The woman’s name was Agnes and her husband’s was Marek. They had no place to go, so that Agnes entered the store, asking for a job.
“Whatever job is OK,” she specified.
Zekharia looked straight into her eyes, as blue as the ocean, and told her: “Please, put the apron on, the store opens in a few minutes.”
As Agnes stood still open-mouthed in surprise, he slipped a ten-dollar bill into her hand, adding: “I have a room upstairs, you and your husband could stay there, if you wish. Go and tell him not to wait outside, I have a job for him, too.”
What had knocked the woman out most, besides the answer itself, was that the man standing behind the counter had talked in… Polish.
Zekharia’s mother had Polish origins, that’s why he perfectly knew that language. Until the age of eighteen, he had eaten Polish food, thought in Polish, and even breathed in Polish. His father didn’t mind, as he was charmed by that warm-hearted, quick-witted woman.
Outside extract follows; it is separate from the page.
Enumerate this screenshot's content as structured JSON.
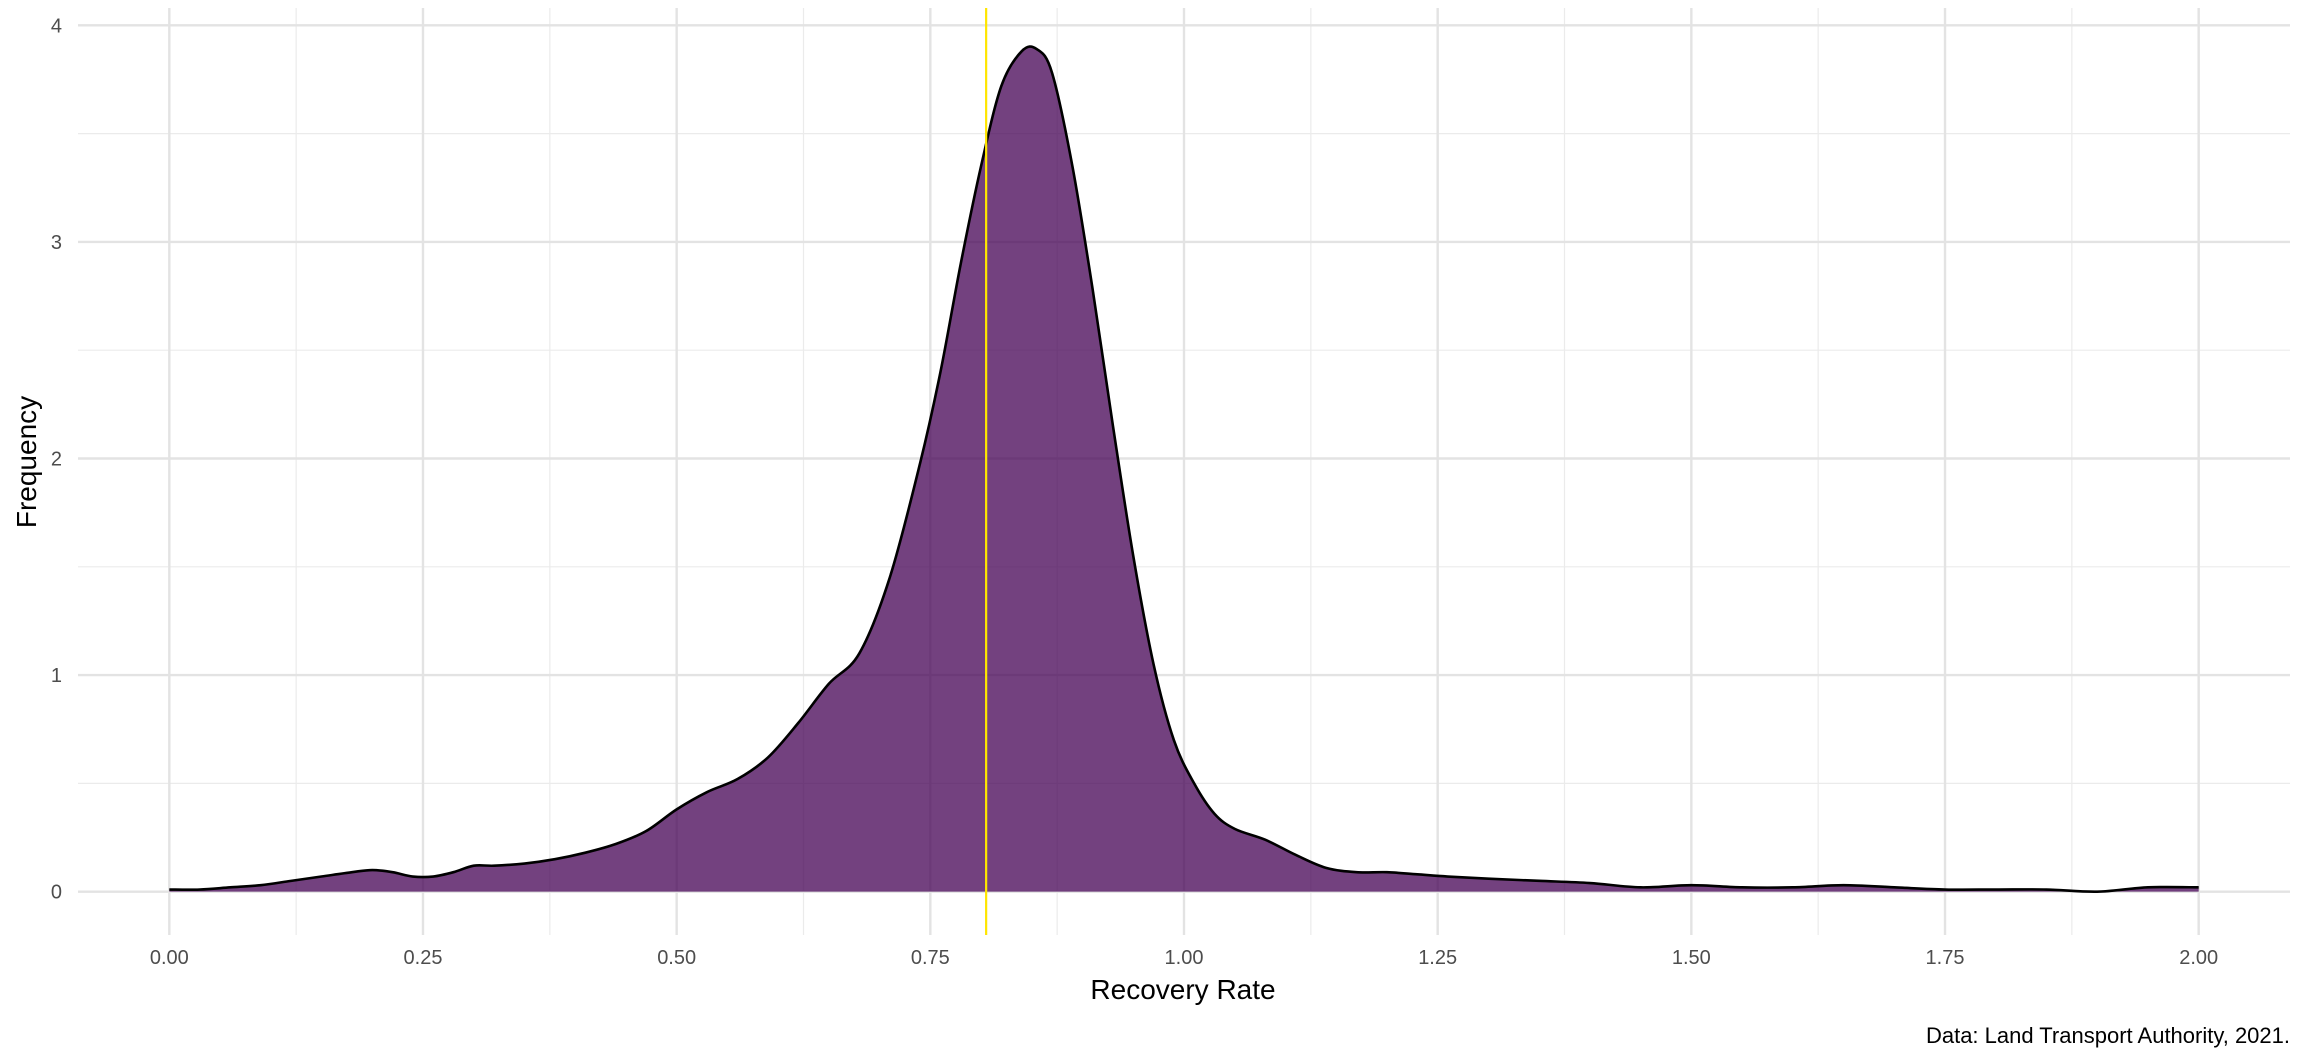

Then, thanks to their management skills and to their aptitude for work, the first earnings came, and with them a second van, as well as a second store: Agnes managed the first one, which was a deli, while the second one was a spice shop. Zek entrusted its management to an Indian couple originally from Goa. They were masters at mixing, suggesting and choosing the spices to buy. Their curry powder was the best and people came from the surrounding cities to buy it. The chefs of some renowned restaurants used to buy their spices and trusted the old Indian couple, Chitra and Nalin, blindly.
But fate went straight on rewarding Zekharia, maybe because of his humble nature, maybe because he showed no sign of having a break.
One of the restaurants that usually stocked up at their spice store was in a bad situation. Zekharia decided to take the business over, so it could get a new lease for life. The owner accepted to sell the restaurant and Zekharia substituted the staff with a Greek family: Eustachius, Aghate, their sons and some relatives. The renowned Greek cuisine and its explosion of flavors, along with some repairs and by keeping prices low, attracted new customers.
Zekharia wanted to keep the prices low even in the future.
So, what to do?
With the money scraped together, and thanks to the amount lent by the bank after he had mortgaged his stores and restaurant, the young businessman bought a farm and entrusted its management to some Turkish families just arrived in the U.S.
Argun and Serap represented the group, as they were the oldest couple and the ones who spoke better English. On the farm, they cultivated and bred animals.
Each one of them gave his contribution and advice on breeding sheep and pigs, chickens and cows, on planting fruit trees and sowing cereals and vegetables.
Zekharia paid back the loan quickly, and once again he had some extra money to invest. So, he decided to boost his farm, and he bought other plots of land he planted with flax. Buying some secondhand machines and a shed fallen into disuse, he started the production of flaxseed oil and textile fibers. Then, he applied for another loan: with the wool obtained from sheep and the flax produced at the farm, he launched a textile factory and started two clothing stores.
Zekharia had never given way to anger, but just once in his lifetime he couldn’t stop himself from getting angry. One day, a distinguished man dressed elegantly like a classic bank employee, showed up in front of Zekharia, saying he was a bank manager and a renowned financial consultant. He offered his advice on how to make his money and how to make wealth grow quickly. Unfortunately, his advice consisted in selling all the businesses he had acquired: this way he could make money to invest later, with no regard to the ones who would have gone bankrupt because of it.
But let’s be clear: the consultant suggested only safe speculations, which consisted in acquiring at low price some important businesses with lack of liquidity, and then selling them piece by piece.
“You could sell your properties to some people who contacted me so I could act as a go-between. The deal is practically closed, you just need to sign these papers.”